The CDC (Centers for Disease Control and Prevention) published a study back in 2014 that included approximately 97% of the United States populace, which outlined skin cancer rates by race and ethnicity. In the study, it’s evident that there is a fairly large gap between the incidence of melanoma diagnoses within a 15-year span (1999–2014) amongst Caucasians, and other ethnicities. In that 15 year span there were anywhere from 21–30 cases of melanoma per 100,000 Caucasians, while American Indian/Alaska Natives were five to eight cases, Hispanics were at a constant five cases, and those of Asian descent and African-Americans hovered around one case per 100,000.

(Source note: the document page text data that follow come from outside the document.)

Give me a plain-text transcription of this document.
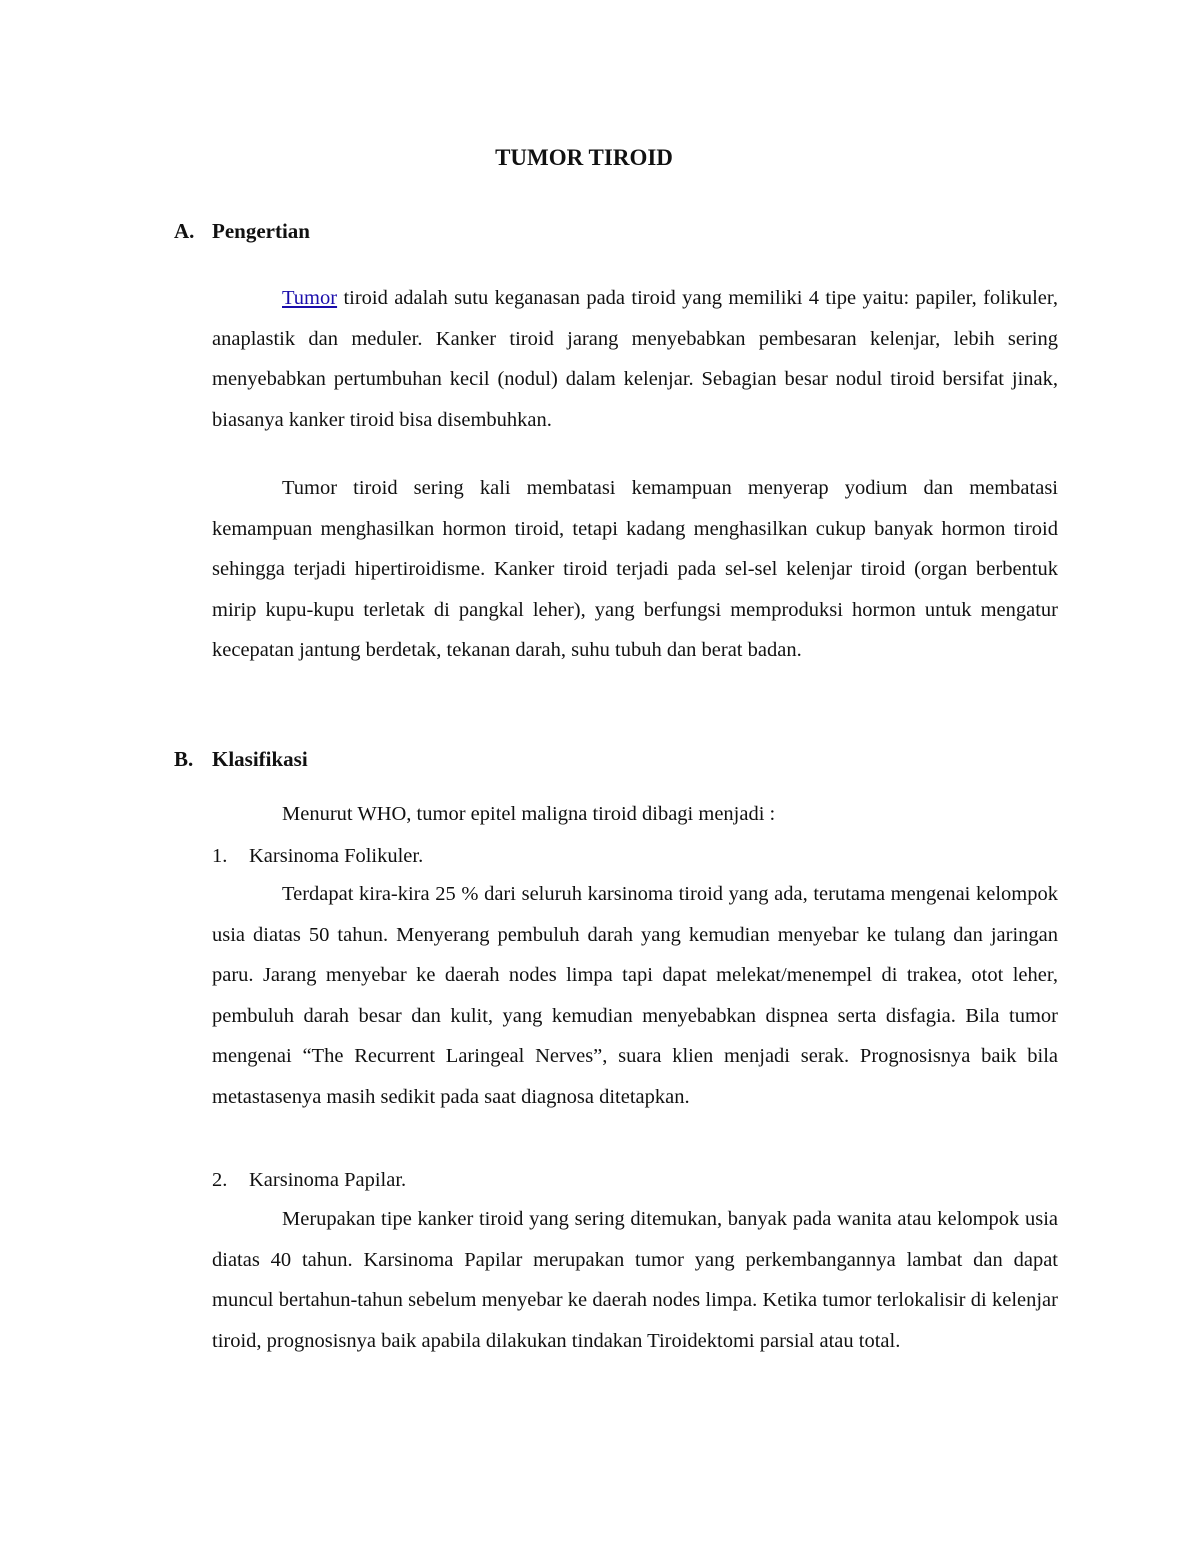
TUMOR TIROID
A. Pengertian

Tumor tiroid adalah sutu keganasan pada tiroid yang memiliki 4 tipe yaitu: papiler, folikuler, anaplastik dan meduler. Kanker tiroid jarang menyebabkan pembesaran kelenjar, lebih sering menyebabkan pertumbuhan kecil (nodul) dalam kelenjar. Sebagian besar nodul tiroid bersifat jinak, biasanya kanker tiroid bisa disembuhkan.

Tumor tiroid sering kali membatasi kemampuan menyerap yodium dan membatasi kemampuan menghasilkan hormon tiroid, tetapi kadang menghasilkan cukup banyak hormon tiroid sehingga terjadi hipertiroidisme. Kanker tiroid terjadi pada sel-sel kelenjar tiroid (organ berbentuk mirip kupu-kupu terletak di pangkal leher), yang berfungsi memproduksi hormon untuk mengatur kecepatan jantung berdetak, tekanan darah, suhu tubuh dan berat badan.

B. Klasifikasi

Menurut WHO, tumor epitel maligna tiroid dibagi menjadi :

1. Karsinoma Folikuler.

Terdapat kira-kira 25 % dari seluruh karsinoma tiroid yang ada, terutama mengenai kelompok usia diatas 50 tahun. Menyerang pembuluh darah yang kemudian menyebar ke tulang dan jaringan paru. Jarang menyebar ke daerah nodes limpa tapi dapat melekat/menempel di trakea, otot leher, pembuluh darah besar dan kulit, yang kemudian menyebabkan dispnea serta disfagia. Bila tumor mengenai “The Recurrent Laringeal Nerves”, suara klien menjadi serak. Prognosisnya baik bila metastasenya masih sedikit pada saat diagnosa ditetapkan.

2. Karsinoma Papilar.

Merupakan tipe kanker tiroid yang sering ditemukan, banyak pada wanita atau kelompok usia diatas 40 tahun. Karsinoma Papilar merupakan tumor yang perkembangannya lambat dan dapat muncul bertahun-tahun sebelum menyebar ke daerah nodes limpa. Ketika tumor terlokalisir di kelenjar tiroid, prognosisnya baik apabila dilakukan tindakan Tiroidektomi parsial atau total.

While the thought might exist, “Yeah, I don’t have much to worry about,” if you’re not Caucasian, here’s a deeper dive that might prove to be an eye-opener:
Of confirmed melanoma diagnoses, those of Caucasian descent saw a 14–20% mortality rate over that same 15-year span. Compare that to the Asian and African-American populace who experienced a 50% mortality rate. 50%. That’s a staggering difference. On the surface, it seems to play hand-in-hand with the ethnic-specific “popular thought” on the subject of taking proactive measures in the face of UV radiation. At a minimum, the proper application of UV protectant sunscreen and regular skin checks are dire in the face of remediating the damage skin cancer can cause. A big part of the reason Asian and African-American people experienced a higher death rate when faced with a melanoma diagnosis is because the cancer was found far too late in it’s development stages.
In short, the sun is colorblind. UV radiation and all the undesirable things that come with it, is a very real, and very dangerous prospect to bet against. Protect the skin you’re in. It’s the only skin you’ve got.